Hillary's Gender Bender

by Brian Solomon | 11/13/07 1:01am

Hillary Clinton, you have a choice to make. You can be a strong leader and forceful Democratic presidential candidate who stands as a credit to female equality in this country, or you can regress into a crybaby politician who hides behind her dresses and pantsuits.

Unfortunately for American voters everywhere, after the latest Democratic debate at Drexel University on Oct. 30, it appears that Senator Clinton has decided to take the latter road. In recent weeks cable news has christened Clinton the "unbeatable front-runner" and the "inevitable candidate;" it therefore came as no surprise when the other presidential hopefuls attacked her repeatedly on a number of issues ranging from health care and Iran to immigration reform and social security. Yet instead of standing steadily above the fray and accepting the criticisms with an unwavering resolve that had become so synonymous with her campaign, the former First Lady used campaign aides and surrogates to spin her rivals' political statements as deliberate harassment by male playground bullies.

Less than 24 hours after the debate, Clinton accepted the endorsement of the American Federation of State, County and Municipal Employees, where Union President Gerald McEntee presented Clinton with a pair of boxing gloves. "Six guys against Hillary," he said. "I'd call that a fair fight." While the words technically originated outside of the campaign, in today's world of artfully scripted politics, we can be sure that Clinton's advisors approved of McEntee's language. After all, the short speech reiterated a theme of "piling on" with gender connotations that Clinton's campaign adopted in the hours and days following her sub-par performance in Philadelphia.

On the same day as the boxing glove photo opportunity, Clinton's campaign emailed supporters and published a press release emphasizing the Senator's status in the campaign as "One Strong Woman" whom everyone else was "attacking," landing "jabs," and "piling on." Then on Thursday Nov. 1, Clinton spoke at Wellesley College, her alma mater and one of the original women's liberal arts colleges known as the Seven Sisters.
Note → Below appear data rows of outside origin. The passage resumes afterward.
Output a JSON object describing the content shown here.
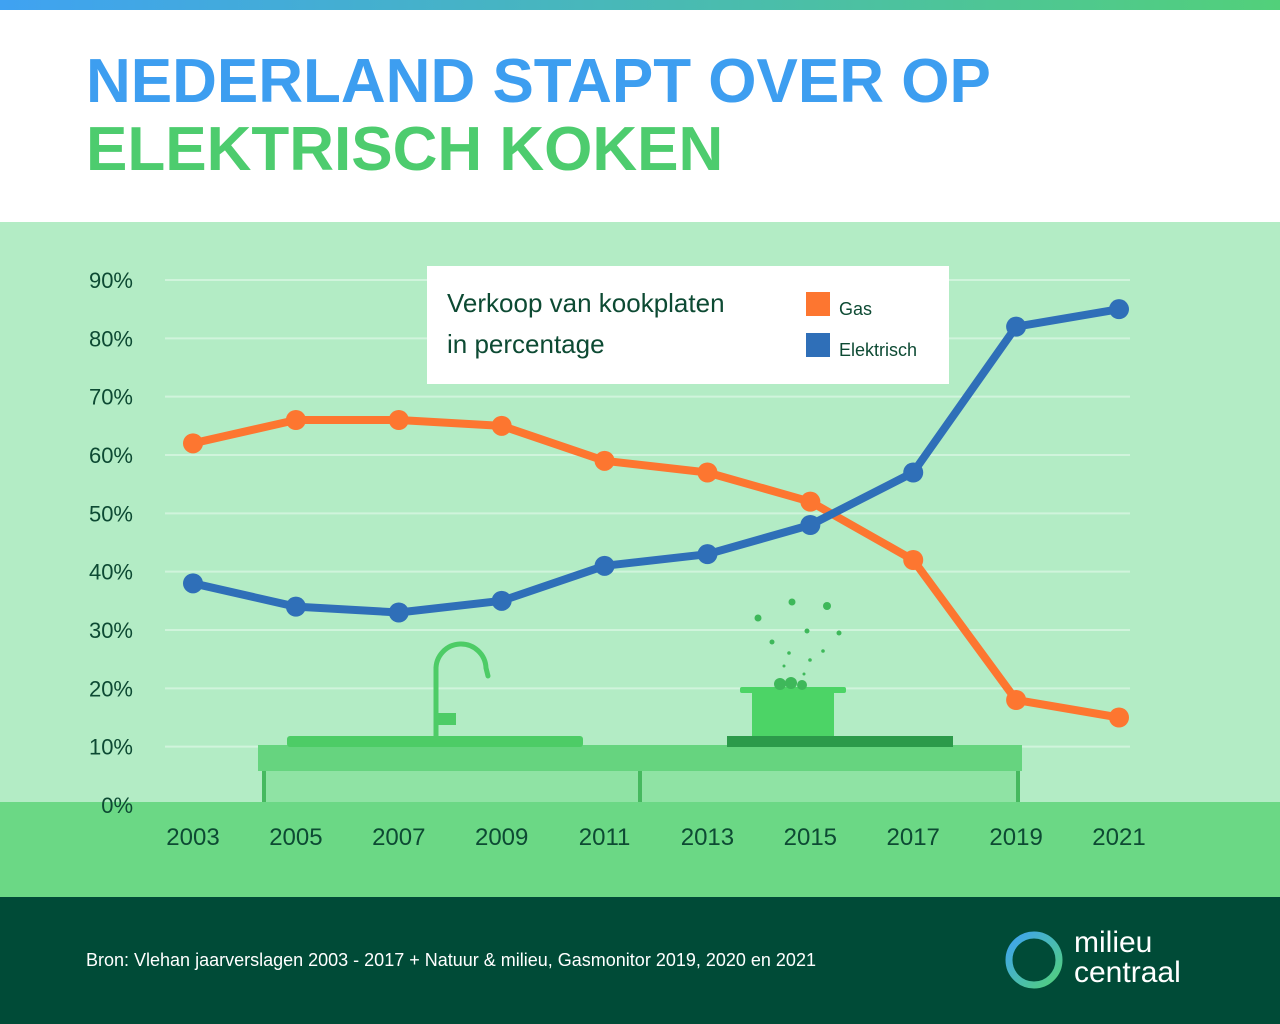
{
  "header": {
    "title_line1": "NEDERLAND STAPT OVER OP",
    "title_line2": "ELEKTRISCH KOKEN"
  },
  "colors": {
    "title1": "#3d9ef0",
    "title2": "#4dcc6e",
    "chart_bg": "#b3ecc5",
    "ground": "#6bd885",
    "gridline": "#d0f4dc",
    "axis_text": "#0d4a33",
    "gas": "#fd7630",
    "elektrisch": "#2f6fb8",
    "footer_bg": "#004b37",
    "counter_top": "#66d47f",
    "counter_body": "#8fe3a4",
    "counter_edge": "#46b95f",
    "sink": "#4dcc66",
    "hob": "#2c9a4a",
    "pot": "#4cd466",
    "steam": "#3eb85a"
  },
  "chart_data": {
    "type": "line",
    "categories": [
      "2003",
      "2005",
      "2007",
      "2009",
      "2011",
      "2013",
      "2015",
      "2017",
      "2019",
      "2021"
    ],
    "series": [
      {
        "name": "Gas",
        "color": "#fd7630",
        "values": [
          62,
          66,
          66,
          65,
          59,
          57,
          52,
          42,
          18,
          15
        ]
      },
      {
        "name": "Elektrisch",
        "color": "#2f6fb8",
        "values": [
          38,
          34,
          33,
          35,
          41,
          43,
          48,
          57,
          82,
          85
        ]
      }
    ],
    "y_ticks": [
      "0%",
      "10%",
      "20%",
      "30%",
      "40%",
      "50%",
      "60%",
      "70%",
      "80%",
      "90%"
    ],
    "ylim": [
      0,
      90
    ],
    "grid": true,
    "legend_title_line1": "Verkoop van kookplaten",
    "legend_title_line2": "in percentage",
    "legend_position": "top-center"
  },
  "footer": {
    "source": "Bron: Vlehan jaarverslagen 2003 - 2017 + Natuur & milieu, Gasmonitor 2019, 2020 en 2021",
    "logo_line1": "milieu",
    "logo_line2": "centraal",
    "logo_icon": "ring-logo-icon"
  }
}
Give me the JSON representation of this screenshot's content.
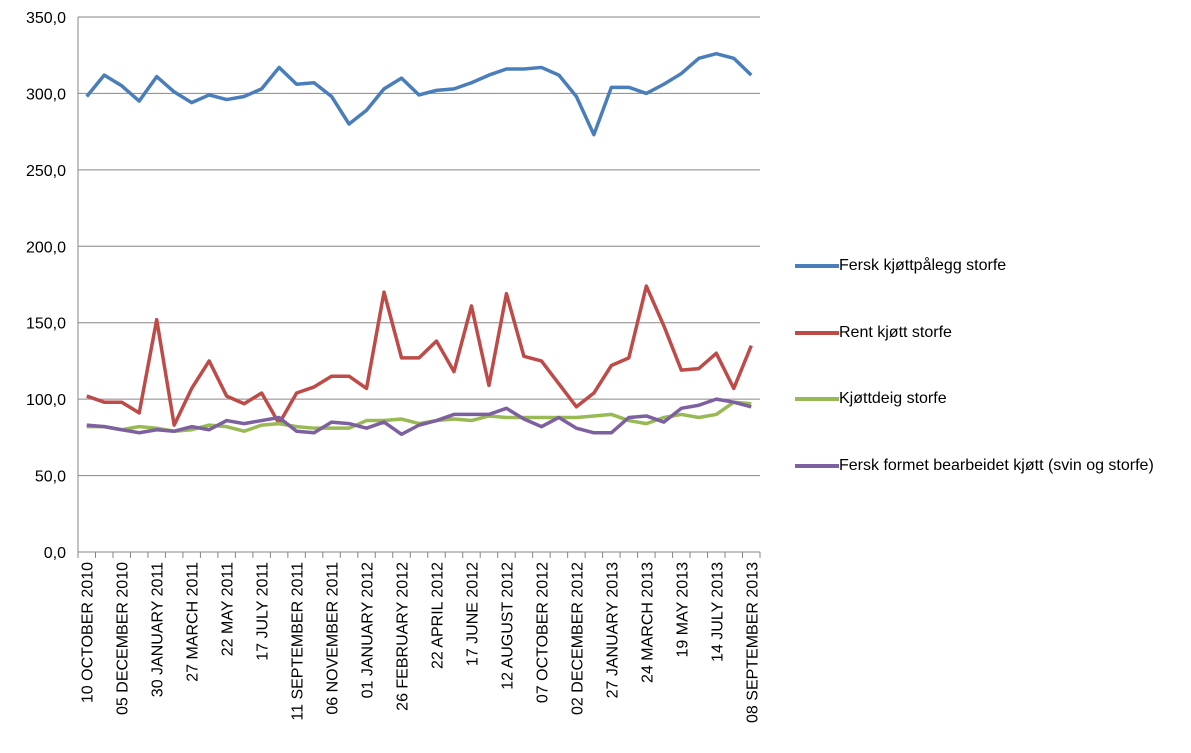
{
  "chart_data": {
    "type": "line",
    "categories": [
      "10 OCTOBER 2010",
      null,
      "05 DECEMBER 2010",
      null,
      "30 JANUARY 2011",
      null,
      "27 MARCH 2011",
      null,
      "22 MAY 2011",
      null,
      "17 JULY 2011",
      null,
      "11 SEPTEMBER 2011",
      null,
      "06 NOVEMBER 2011",
      null,
      "01 JANUARY 2012",
      null,
      "26 FEBRUARY 2012",
      null,
      "22 APRIL 2012",
      null,
      "17 JUNE 2012",
      null,
      "12 AUGUST 2012",
      null,
      "07 OCTOBER 2012",
      null,
      "02 DECEMBER 2012",
      null,
      "27 JANUARY 2013",
      null,
      "24 MARCH 2013",
      null,
      "19 MAY 2013",
      null,
      "14 JULY 2013",
      null,
      "08 SEPTEMBER 2013"
    ],
    "series": [
      {
        "name": "Fersk kjøttpålegg storfe",
        "color": "#4a7ebb",
        "values": [
          298,
          312,
          305,
          295,
          311,
          301,
          294,
          299,
          296,
          298,
          303,
          317,
          306,
          307,
          298,
          280,
          289,
          303,
          310,
          299,
          302,
          303,
          307,
          312,
          316,
          316,
          317,
          312,
          298,
          273,
          304,
          304,
          300,
          306,
          313,
          323,
          326,
          323,
          312
        ]
      },
      {
        "name": "Rent kjøtt storfe",
        "color": "#be4b48",
        "values": [
          102,
          98,
          98,
          91,
          152,
          83,
          107,
          125,
          102,
          97,
          104,
          84,
          104,
          108,
          115,
          115,
          107,
          170,
          127,
          127,
          138,
          118,
          161,
          109,
          169,
          128,
          125,
          110,
          95,
          104,
          122,
          127,
          174,
          148,
          119,
          120,
          130,
          107,
          135
        ]
      },
      {
        "name": "Kjøttdeig storfe",
        "color": "#98b954",
        "values": [
          82,
          82,
          80,
          82,
          81,
          79,
          80,
          83,
          82,
          79,
          83,
          84,
          82,
          81,
          81,
          81,
          86,
          86,
          87,
          84,
          86,
          87,
          86,
          89,
          88,
          88,
          88,
          88,
          88,
          89,
          90,
          86,
          84,
          88,
          90,
          88,
          90,
          98,
          97
        ]
      },
      {
        "name": "Fersk formet bearbeidet kjøtt (svin og storfe)",
        "color": "#7d60a0",
        "values": [
          83,
          82,
          80,
          78,
          80,
          79,
          82,
          80,
          86,
          84,
          86,
          88,
          79,
          78,
          85,
          84,
          81,
          85,
          77,
          83,
          86,
          90,
          90,
          90,
          94,
          87,
          82,
          88,
          81,
          78,
          78,
          88,
          89,
          85,
          94,
          96,
          100,
          98,
          95
        ]
      }
    ],
    "ylim": [
      0,
      350
    ],
    "yticks": [
      {
        "value": 0,
        "label": "0,0"
      },
      {
        "value": 50,
        "label": "50,0"
      },
      {
        "value": 100,
        "label": "100,0"
      },
      {
        "value": 150,
        "label": "150,0"
      },
      {
        "value": 200,
        "label": "200,0"
      },
      {
        "value": 250,
        "label": "250,0"
      },
      {
        "value": 300,
        "label": "300,0"
      },
      {
        "value": 350,
        "label": "350,0"
      }
    ],
    "grid": true,
    "legend": "right"
  }
}
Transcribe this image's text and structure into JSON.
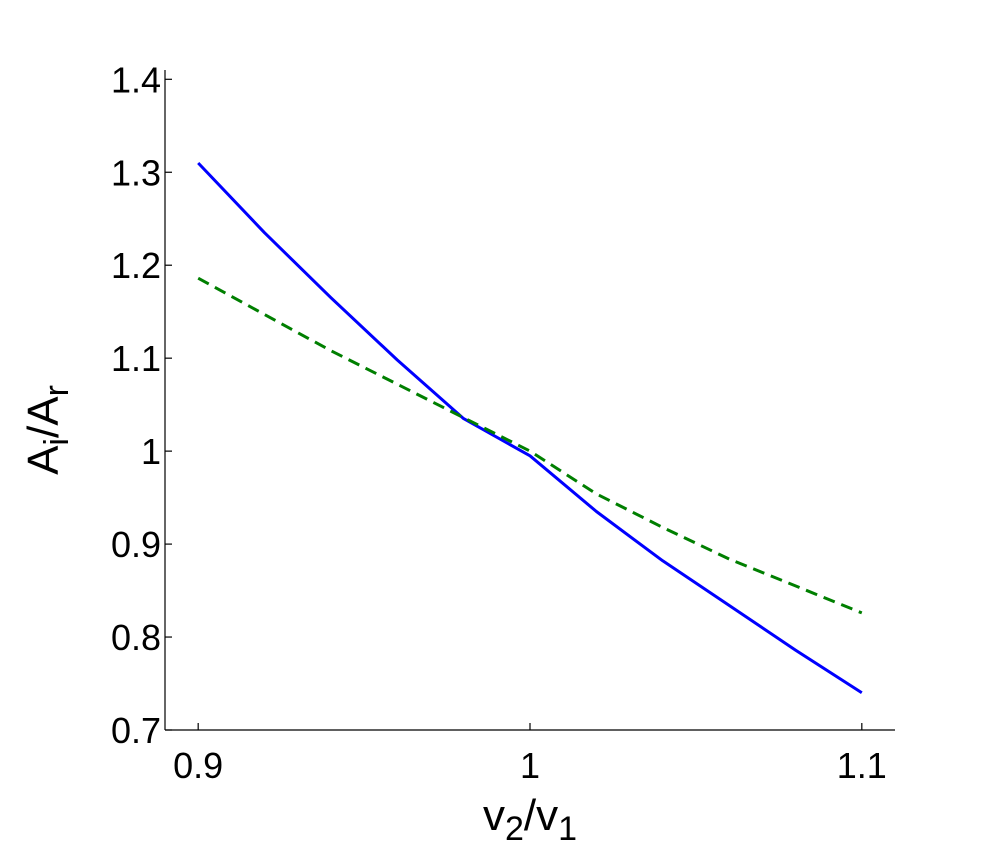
{
  "chart_data": {
    "type": "line",
    "title": "",
    "xlabel": {
      "base": "v",
      "sub1": "2",
      "slash": "/",
      "base2": "v",
      "sub2": "1"
    },
    "ylabel": {
      "base": "A",
      "sub1": "i",
      "slash": "/",
      "base2": "A",
      "sub2": "r"
    },
    "xlim": [
      0.89,
      1.11
    ],
    "ylim": [
      0.7,
      1.41
    ],
    "xticks": [
      {
        "value": 0.9,
        "label": "0.9"
      },
      {
        "value": 1.0,
        "label": "1"
      },
      {
        "value": 1.1,
        "label": "1.1"
      }
    ],
    "yticks": [
      {
        "value": 0.7,
        "label": "0.7"
      },
      {
        "value": 0.8,
        "label": "0.8"
      },
      {
        "value": 0.9,
        "label": "0.9"
      },
      {
        "value": 1.0,
        "label": "1"
      },
      {
        "value": 1.1,
        "label": "1.1"
      },
      {
        "value": 1.2,
        "label": "1.2"
      },
      {
        "value": 1.3,
        "label": "1.3"
      },
      {
        "value": 1.4,
        "label": "1.4"
      }
    ],
    "grid": false,
    "series": [
      {
        "style": "solid",
        "color": "#0000ff",
        "x": [
          0.9,
          0.92,
          0.94,
          0.96,
          0.98,
          1.0,
          1.02,
          1.04,
          1.06,
          1.08,
          1.1
        ],
        "y": [
          1.31,
          1.235,
          1.165,
          1.098,
          1.035,
          0.995,
          0.935,
          0.882,
          0.834,
          0.786,
          0.74
        ]
      },
      {
        "style": "dashed",
        "color": "#007f00",
        "x": [
          0.9,
          0.92,
          0.94,
          0.96,
          0.98,
          1.0,
          1.02,
          1.04,
          1.06,
          1.08,
          1.1
        ],
        "y": [
          1.186,
          1.147,
          1.108,
          1.072,
          1.036,
          1.0,
          0.954,
          0.918,
          0.884,
          0.855,
          0.826
        ]
      }
    ]
  }
}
There she joked about competing in "the all-boys' club of presidential politics."

As the first legitimate female candidate for president in this country's history, it is sad to see Senator Clinton spin her poor performance in the debate as an unfair attack, especially when implying a connection to her gender. She posted a video on her campaign website entitled, "The Politics of Pile On," which edited together footage from the latest debate to show every time the men "ganged up on her" with Mozart's "Marriage of Figaro" playing in the background. In addition, popular former President Bill Clinton compared the remarks by his wife's rivals to the dishonest Swift Boat attack ads run against Senator John Kerry when he ran for President in 2004. Are you serious? When did legitimate policy criticisms in a debate -- which is, by definition, a formal discussion in which opposing arguments are put forward -- become the same as malicious and fraudulent attempts to sabotage a campaign?

Geraldine Ferraro, the first woman vice presidential candidate in 1984 and a Clinton supporter, said in The New York Times that the other candidates, "as well as the press, would never attack Barack Obama for two hours the way they attacked her." Clinton's campaign surrogate continued to talk about this supposed double standard, saying, "It's OK in this country to be sexist. It's certainly not OK to be racist." But imagine the public and media outcry if Obama, the leader in the polls of this hypothetical situation, played the race card and remarked after a poor showing in a debate that he's the "Strong Black Candidate" who is fighting in an "all-whites' club." Clinton, Obama and Bill Richardson (who is Hispanic) all work in admittedly difficult positions as minorities within a political sphere dominated by people who do not reflect the great diversity in our country. But that disadvantage does not give the candidates free license on which to blame their own shortcomings.

The bottom line is, Clinton cannot have it both ways. She can't play rough politics and portray herself as a leader who will take no prisoners, then drop the gender card at the first hint of problems -- especially when the attacks are far from personal. If Clinton fails to handle desperate jabs from candidates who are simply trying to catch up in the polls, how will she respond in real crises of international proportion? Mahmoud Ahmadinejad certainly will not tremble if our next president feigns sexism.